The California wildfires are a wake-up call for climate change adaptation

21
Jan 25
By | Other

A quarter of a trillion dollars. This is AccuWeather’s estimate of the cost of damage and economic loss from the LA wildfires, which continue to rage as I write. If this estimate proves correct, the economic fallout from the LA wildfires will exceed the costs of Hurricane Helene last year and the entire 2020 wildfire season.

The media carried politicized reports of empty hydrants blamed on irresponsible government officials. While finding villains for shame may please some, we must accept that our cities are built to withstand “normal” conditions which climate change has ensured will never happen again.

Our infrastructure is built to survive adverse events of predicted severity and probability in the mid-20sth century. A former chief engineer at the LA Department of Water and Power, quoted in the New York Times, noted that the reservoir system serving LA’s hillside neighborhoods was designed to provide water to fight a few house fires, not hundreds. We cannot rely on the strategies of a bygone era; The LA Fires illustrate our desperate need to adapt to our harsh new climate.

Los Angeles is the most recent example, but the evidence that climate change is pushing extreme weather events outside of civilization’s comfort envelope is everywhere. Climate extremes are affecting everything from tax revenues, food prices, interest rates to the stability of the electricity grid.

Fires represent one of the many challenges of adapting to climate change

Bloomberg reported last year that the cost of increasingly severe climate disasters threatens to deplete FEMA’s disaster assistance. I pointed out a few years ago in my article “Climate Change Will Eat Your Bond Portfolio” that post-disaster climate migration negatively affects municipal tax revenues. A smaller tax base makes it harder for cities to rebuild and makes municipal bonds riskier.
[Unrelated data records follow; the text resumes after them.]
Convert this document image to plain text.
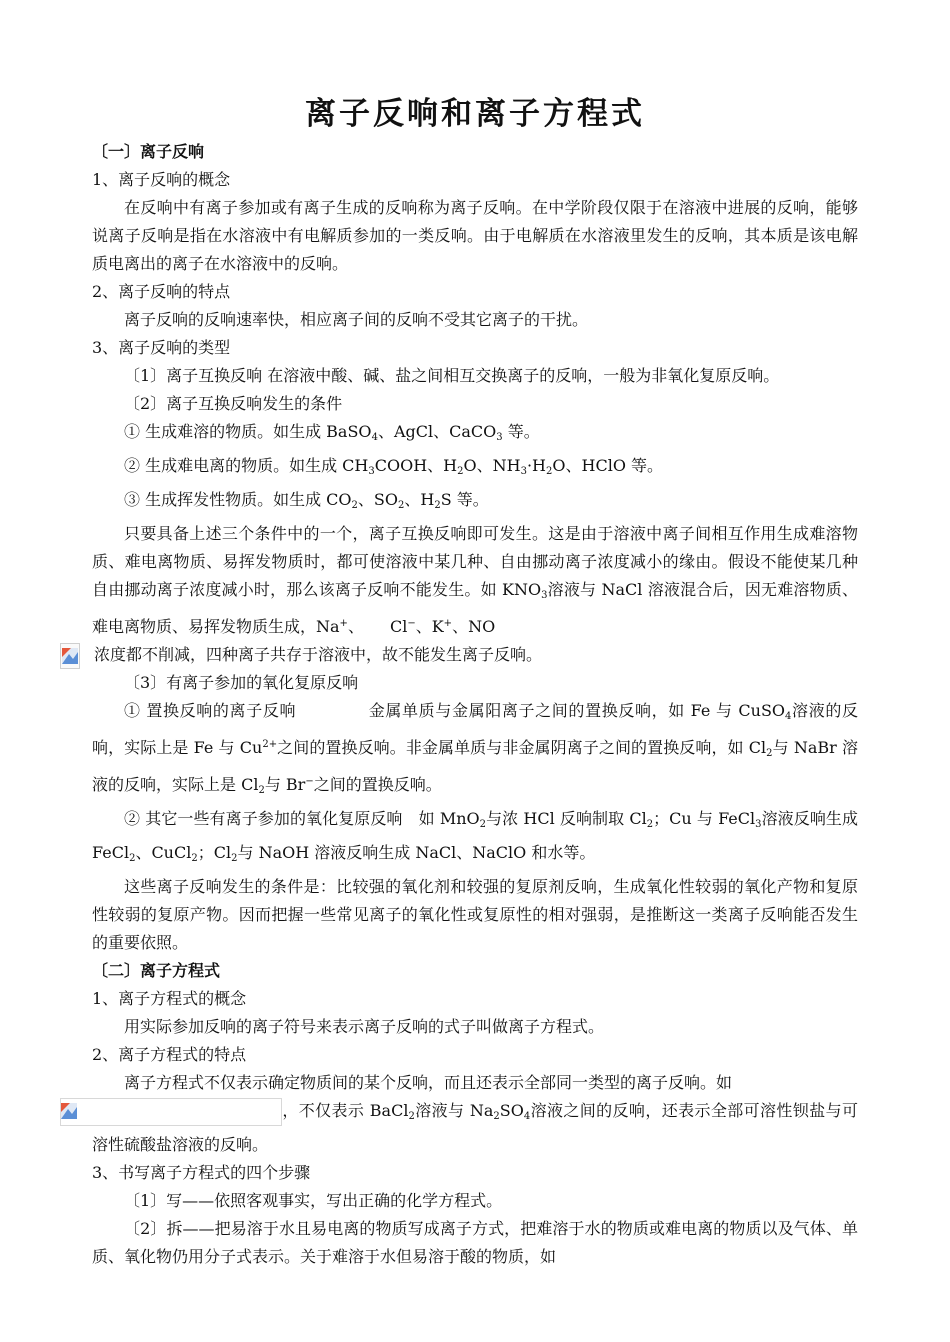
离子反响和离子方程式

〔一〕离子反响

1、离子反响的概念

在反响中有离子参加或有离子生成的反响称为离子反响。在中学阶段仅限于在溶液中进展的反响，能够说离子反响是指在水溶液中有电解质参加的一类反响。由于电解质在水溶液里发生的反响，其本质是该电解质电离出的离子在水溶液中的反响。

2、离子反响的特点

离子反响的反响速率快，相应离子间的反响不受其它离子的干扰。

3、离子反响的类型

〔1〕离子互换反响 在溶液中酸、碱、盐之间相互交换离子的反响，一般为非氧化复原反响。

〔2〕离子互换反响发生的条件

① 生成难溶的物质。如生成 BaSO$_4$、AgCl、CaCO$_3$ 等。

② 生成难电离的物质。如生成 $CH_3COOH$、$H_2O$、$NH_3\cdot H_2O$、HClO 等。

③ 生成挥发性物质。如生成 $CO_2$、$SO_2$、$H_2S$ 等。

只要具备上述三个条件中的一个，离子互换反响即可发生。这是由于溶液中离子间相互作用生成难溶物质、难电离物质、易挥发物质时，都可使溶液中某几种、自由挪动离子浓度减小的缘由。假设不能使某几种自由挪动离子浓度减小时，那么该离子反响不能发生。如 $KNO_3$溶液与 NaCl 溶液混合后，因无难溶物质、难电离物质、易挥发物质生成，Na+、 Cl−、K+、NO

浓度都不削减，四种离子共存于溶液中，故不能发生离子反响。

〔3〕有离子参加的氧化复原反响

① 置换反响的离子反响	金属单质与金属阳离子之间的置换反响，如 Fe 与 CuSO$_4$溶液的反响，实际上是 Fe 与 $Cu^{2+}$之间的置换反响。非金属单质与非金属阴离子之间的置换反响，如 $Cl_2$与 NaBr 溶液的反响，实际上是 $Cl_2$与 Br−之间的置换反响。

② 其它一些有离子参加的氧化复原反响　如 MnO$_2$与浓 HCl 反响制取 $Cl_2$；Cu 与 FeCl$_3$溶液反响生成 FeCl$_2$、CuCl$_2$；$Cl_2$与 NaOH 溶液反响生成 NaCl、NaClO 和水等。

这些离子反响发生的条件是：比较强的氧化剂和较强的复原剂反响，生成氧化性较弱的氧化产物和复原性较弱的复原产物。因而把握一些常见离子的氧化性或复原性的相对强弱，是推断这一类离子反响能否发生的重要依照。

〔二〕离子方程式

1、离子方程式的概念

用实际参加反响的离子符号来表示离子反响的式子叫做离子方程式。

2、离子方程式的特点

离子方程式不仅表示确定物质间的某个反响，而且还表示全部同一类型的离子反响。如

，不仅表示 BaCl$_2$溶液与 $Na_2SO_4$溶液之间的反响，还表示全部可溶性钡盐与可溶性硫酸盐溶液的反响。

3、书写离子方程式的四个步骤

〔1〕写——依照客观事实，写出正确的化学方程式。

〔2〕拆——把易溶于水且易电离的物质写成离子方式，把难溶于水的物质或难电离的物质以及气体、单质、氧化物仍用分子式表示。关于难溶于水但易溶于酸的物质，如
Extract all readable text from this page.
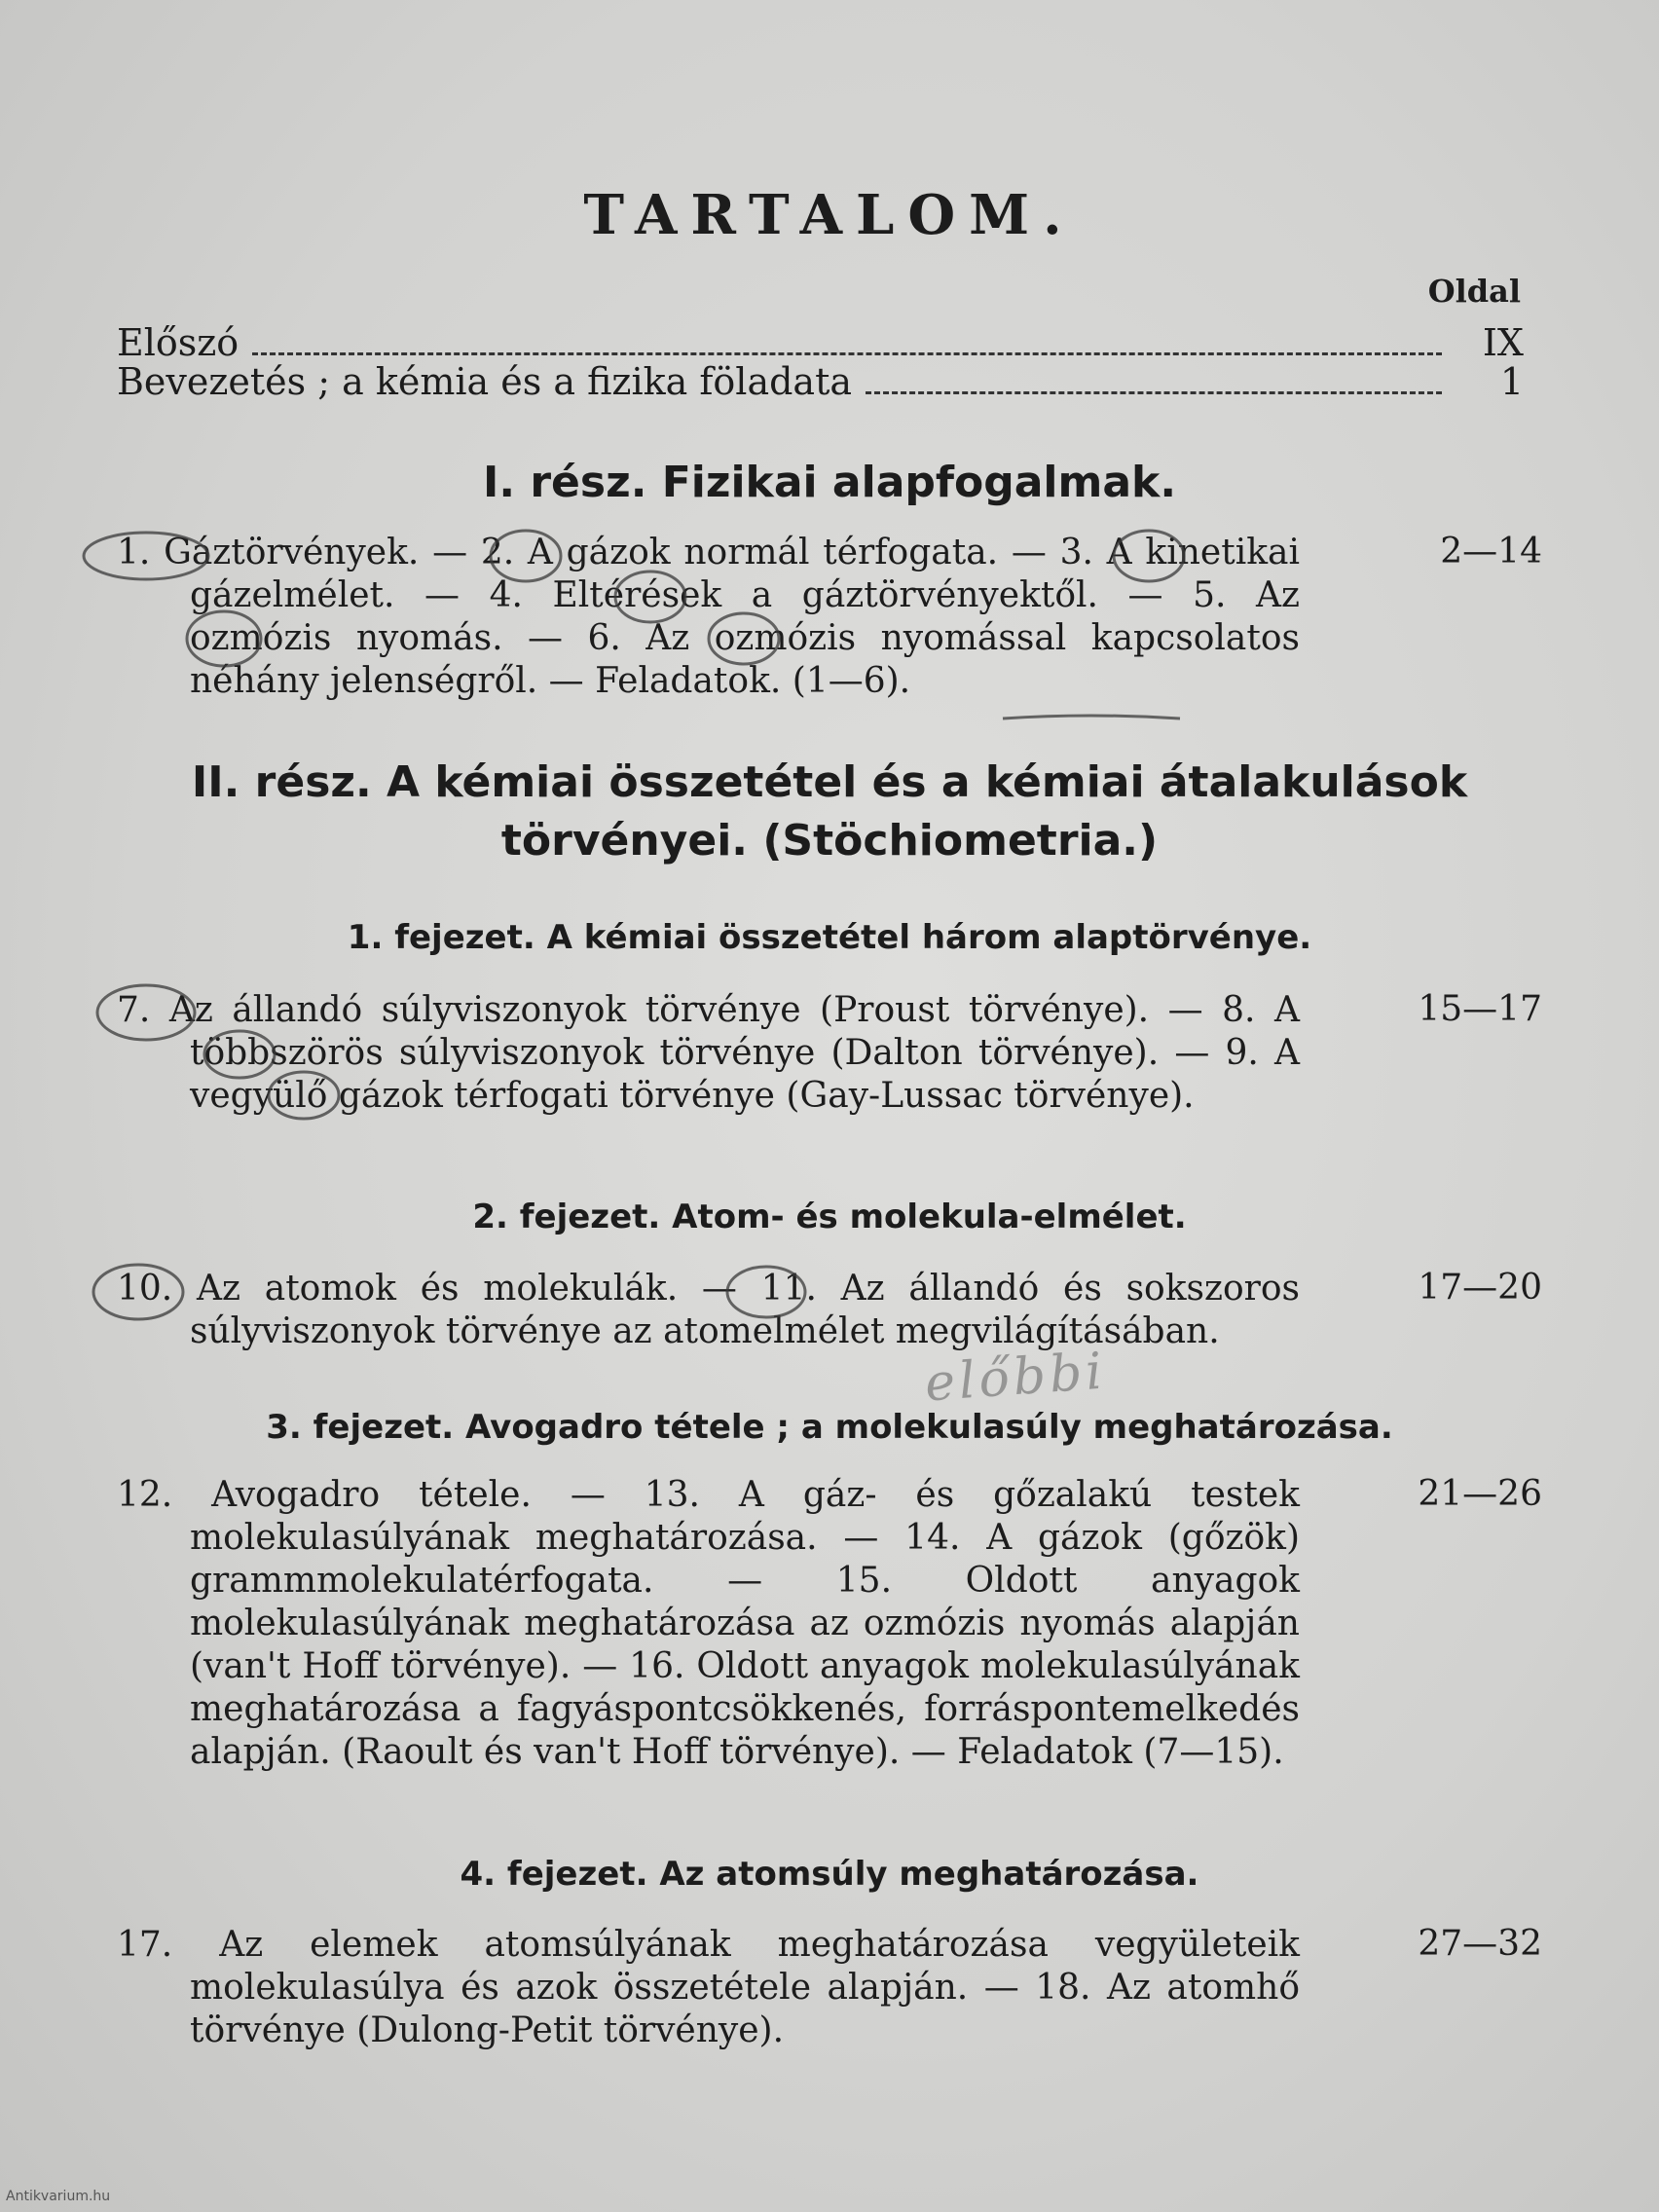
TARTALOM.
Oldal
Előszó	IX
Bevezetés ; a kémia és a fizika föladata	1
I. rész. Fizikai alapfogalmak.
1. Gáztörvények. — 2. A gázok normál térfogata. — 3. A kinetikai gázelmélet. — 4. Eltérések a gáztörvényektől. — 5. Az ozmózis nyomás. — 6. Az ozmózis nyomással kapcsolatos néhány jelenségről. — Feladatok. (1—6).
2—14
II. rész. A kémiai összetétel és a kémiai átalakulások törvényei. (Stöchiometria.)
1. fejezet. A kémiai összetétel három alaptörvénye.
7. Az állandó súlyviszonyok törvénye (Proust törvénye). — 8. A többszörös súlyviszonyok törvénye (Dalton törvénye). — 9. A vegyülő gázok térfogati törvénye (Gay-Lussac törvénye).
15—17
2. fejezet. Atom- és molekula-elmélet.
10. Az atomok és molekulák. — 11. Az állandó és sokszoros súlyviszonyok törvénye az atomelmélet megvilágításában.
17—20
előbbi
3. fejezet. Avogadro tétele ; a molekulasúly meghatározása.
12. Avogadro tétele. — 13. A gáz- és gőzalakú testek molekulasúlyának meghatározása. — 14. A gázok (gőzök) grammmolekulatérfogata. — 15. Oldott anyagok molekulasúlyának meghatározása az ozmózis nyomás alapján (van't Hoff törvénye). — 16. Oldott anyagok molekulasúlyának meghatározása a fagyáspontcsökkenés, forráspontemelkedés alapján. (Raoult és van't Hoff törvénye). — Feladatok (7—15).
21—26
4. fejezet. Az atomsúly meghatározása.
17. Az elemek atomsúlyának meghatározása vegyületeik molekulasúlya és azok összetétele alapján. — 18. Az atomhő törvénye (Dulong-Petit törvénye).
27—32
Antikvarium.hu
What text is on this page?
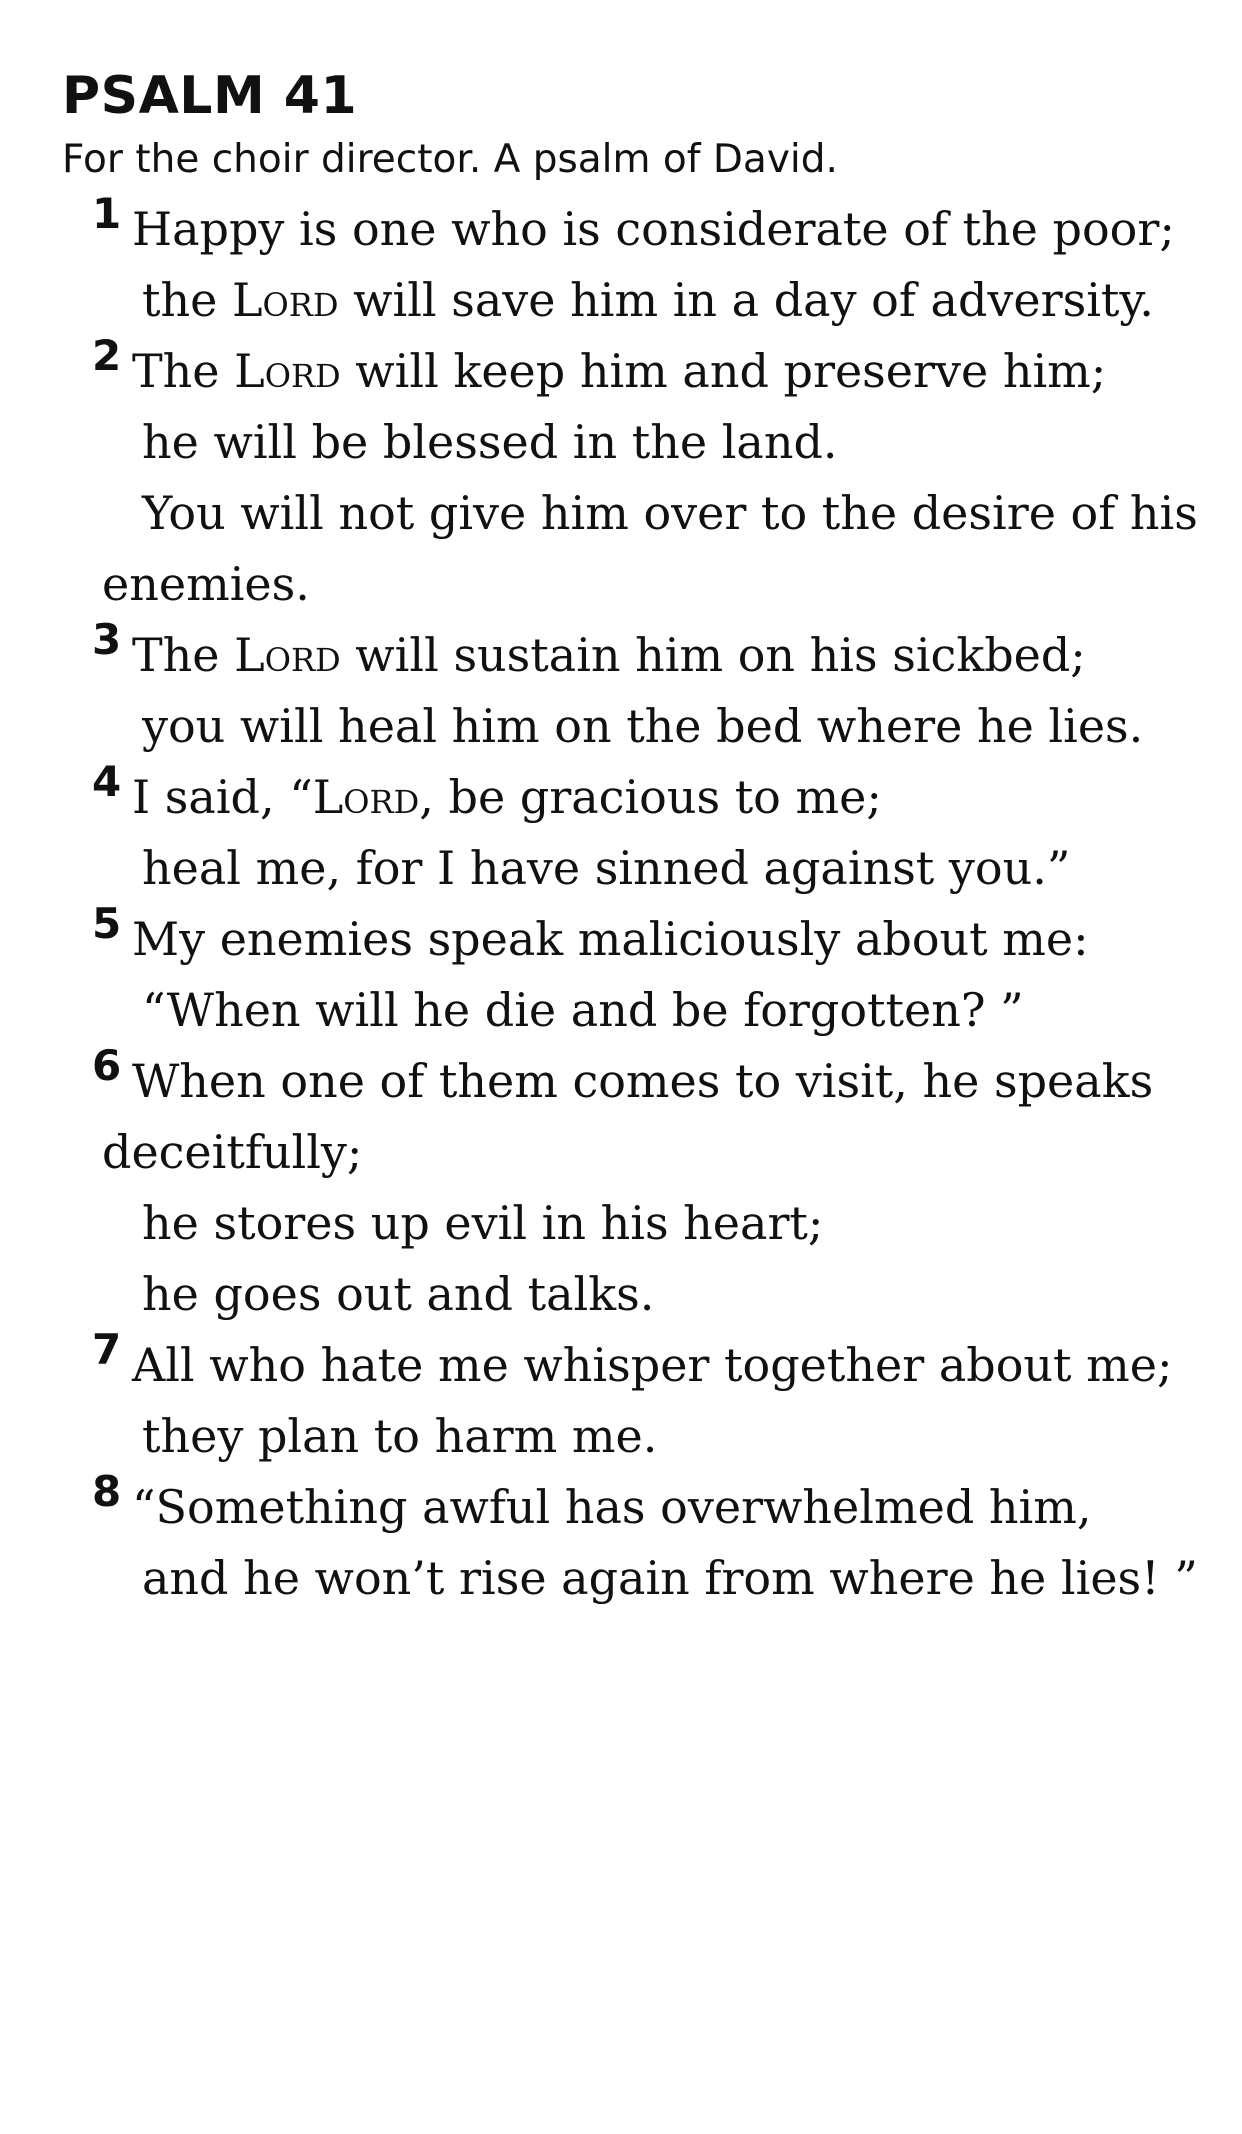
PSALM 41

For the choir director. A psalm of David.

1 Happy is one who is considerate of the poor;

the Lord will save him in a day of adversity.

2 The Lord will keep him and preserve him;

he will be blessed in the land.

You will not give him over to the desire of his enemies.

3 The Lord will sustain him on his sickbed;

you will heal him on the bed where he lies.

4 I said, “Lord, be gracious to me;

heal me, for I have sinned against you.”

5 My enemies speak maliciously about me:

“When will he die and be forgotten? ”

6 When one of them comes to visit, he speaks deceitfully;

he stores up evil in his heart;

he goes out and talks.

7 All who hate me whisper together about me;

they plan to harm me.

8 “Something awful has overwhelmed him,

and he won’t rise again from where he lies! ”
Bond yields aren’t the only potential influence. The Financial Times reports that crop yields are suffering from climate impacts, driving up global food prices. While central banks typically exclude volatile food and energy prices when considering discount rate changes, bankers may need to start factoring climate change into their interest rate models.

The New York Times reports that Ecuador’s power grid has faced severe stress as water shortages attributed to climate change damage the country’s hydroelectric dams, which account for nearly two-thirds of the country’s generating capacity. The Times reports that more than a billion people live in countries where more than 50 percent of their energy comes from hydropower, while hydropower is expected to become less reliable as extreme weather events such as droughts and floods become more frequent. and heavy.

Hydroelectric power is not the only concern. A BloombergNEF analysis suggests that projected increases in electricity demand in China and the US alone will require at least $2 trillion in grid upgrades.

Adaptation strategies are key

The Industrial Revolution spurred phenomenal growth in technology, wealth, and welfare, but it also spawned a process that is pushing our climate out of the Goldilocks zone that enabled the Industrial Revolution in the first place. We must now prioritize adaptation and resilience over growth for growth’s sake.

What does “fit” look like? The easiest and quickest step to take is to make sure the critical infrastructure we have is in good working order (for electricity infrastructure, a company like Buzz Solutions, which I profiled in this column back in September past, is a good example of a startup working to do this). Next, we need to bite the bullet and start redesigning critical infrastructure to meet our new climate challenges. Finally, we need to find a way to encourage retrofitting older homes and commercial buildings for a hotter world—by improving insulation to save energy, using building materials that are less flammable, more resilient to winds robust and less dependent on long supply chains, and modifications to rely more on passive heating and cooling.

The EU’s Copernicus program announced that 2024 was the hottest year on record, with a global average temperature of 1.6°C above the pre-Industrial era. Although we consider 2024 a hot year looking back, we are likely to consider it a mild year looking forward.

As we move into this 1.5°C+ world, disasters like the LA wildfires are likely to become perennial occurrences rather than rare one-off events. We must adapt to the new climate reality. Smart investors take note.